絵本に興味はなくても、車のような大好きなおもちゃを出されると、喜んで先生と一緒に遊んでいました。面接後、先生は、

目線もしっかりしているし、お名前呼びにも一応反応しているし、今回は、経過観察でいいと思います。
ただ、集団の中ではちょっと難しいところがあるお子さんかもしれないね。
次の2歳児健診まで、注意深く様子を見ていきましょうね。
と、にこやかな調子で伝えてくださいました。
集団の中で難しいところがある…。この子も、そうなんだろうか。
ちゃんと正常に生まれてきたのに。そんなことがあるだろうか…。
その時、私の心の中の大きな部分を占めていたのは、「そんなわけがない」という気持ちでした。

そりゃちょっと気難しい部分があるかもしれない。
でも今日は、慣れない場所でちょっとさらに機嫌が悪かったんじゃないかな。
そんな気持ちでした。次の検診の時は、息子はもっと発達していて、取り越し苦労でしたね~、って笑っているだろう。そう思いました。

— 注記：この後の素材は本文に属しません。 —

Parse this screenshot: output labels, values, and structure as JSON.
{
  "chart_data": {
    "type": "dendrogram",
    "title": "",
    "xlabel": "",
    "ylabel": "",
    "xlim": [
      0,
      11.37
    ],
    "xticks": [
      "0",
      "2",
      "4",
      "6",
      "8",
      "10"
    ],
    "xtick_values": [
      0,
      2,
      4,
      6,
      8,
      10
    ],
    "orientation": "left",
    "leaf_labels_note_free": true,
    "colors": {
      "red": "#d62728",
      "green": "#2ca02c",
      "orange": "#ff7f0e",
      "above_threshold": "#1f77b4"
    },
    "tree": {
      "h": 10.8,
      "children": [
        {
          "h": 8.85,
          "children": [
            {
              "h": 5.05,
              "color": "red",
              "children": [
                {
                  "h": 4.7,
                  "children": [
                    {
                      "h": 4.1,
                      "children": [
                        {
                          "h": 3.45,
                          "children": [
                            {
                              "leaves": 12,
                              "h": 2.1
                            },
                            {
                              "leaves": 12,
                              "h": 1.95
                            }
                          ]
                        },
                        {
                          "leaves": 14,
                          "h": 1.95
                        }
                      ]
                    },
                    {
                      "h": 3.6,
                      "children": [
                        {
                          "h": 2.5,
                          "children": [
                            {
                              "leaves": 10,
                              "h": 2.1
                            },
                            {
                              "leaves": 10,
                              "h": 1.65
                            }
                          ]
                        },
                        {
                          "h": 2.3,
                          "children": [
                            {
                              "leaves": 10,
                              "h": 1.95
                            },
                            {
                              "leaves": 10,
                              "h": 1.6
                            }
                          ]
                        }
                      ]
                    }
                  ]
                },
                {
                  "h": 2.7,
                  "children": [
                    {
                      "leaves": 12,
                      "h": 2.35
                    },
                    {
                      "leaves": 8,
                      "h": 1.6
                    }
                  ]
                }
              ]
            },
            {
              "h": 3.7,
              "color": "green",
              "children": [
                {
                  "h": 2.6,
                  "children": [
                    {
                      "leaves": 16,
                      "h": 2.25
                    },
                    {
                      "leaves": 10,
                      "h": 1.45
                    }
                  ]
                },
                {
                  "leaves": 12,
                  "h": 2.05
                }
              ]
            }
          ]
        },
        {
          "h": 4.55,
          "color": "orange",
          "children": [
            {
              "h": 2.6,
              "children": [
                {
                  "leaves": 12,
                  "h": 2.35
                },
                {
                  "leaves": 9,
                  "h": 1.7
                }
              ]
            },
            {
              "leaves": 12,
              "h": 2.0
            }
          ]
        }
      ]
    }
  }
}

そして、そんな思いとは裏腹に、漠然とした不安を抱えて、私は息子と検診会場をあとにしました。
今思うと、いかにも発達障がいがありそうだった
よく思い出してまとめてみると、あの頃の息子にも、やはり自閉的な傾向がみえるなあ、と書いていて改めて感じました。
娘の療育を通して、少しは子供の発達に関する知識が付いていた私でしたが、それでも、息子の特徴的な部分は受け入れがたい気持ちがあったのだな、と懐かしく思います。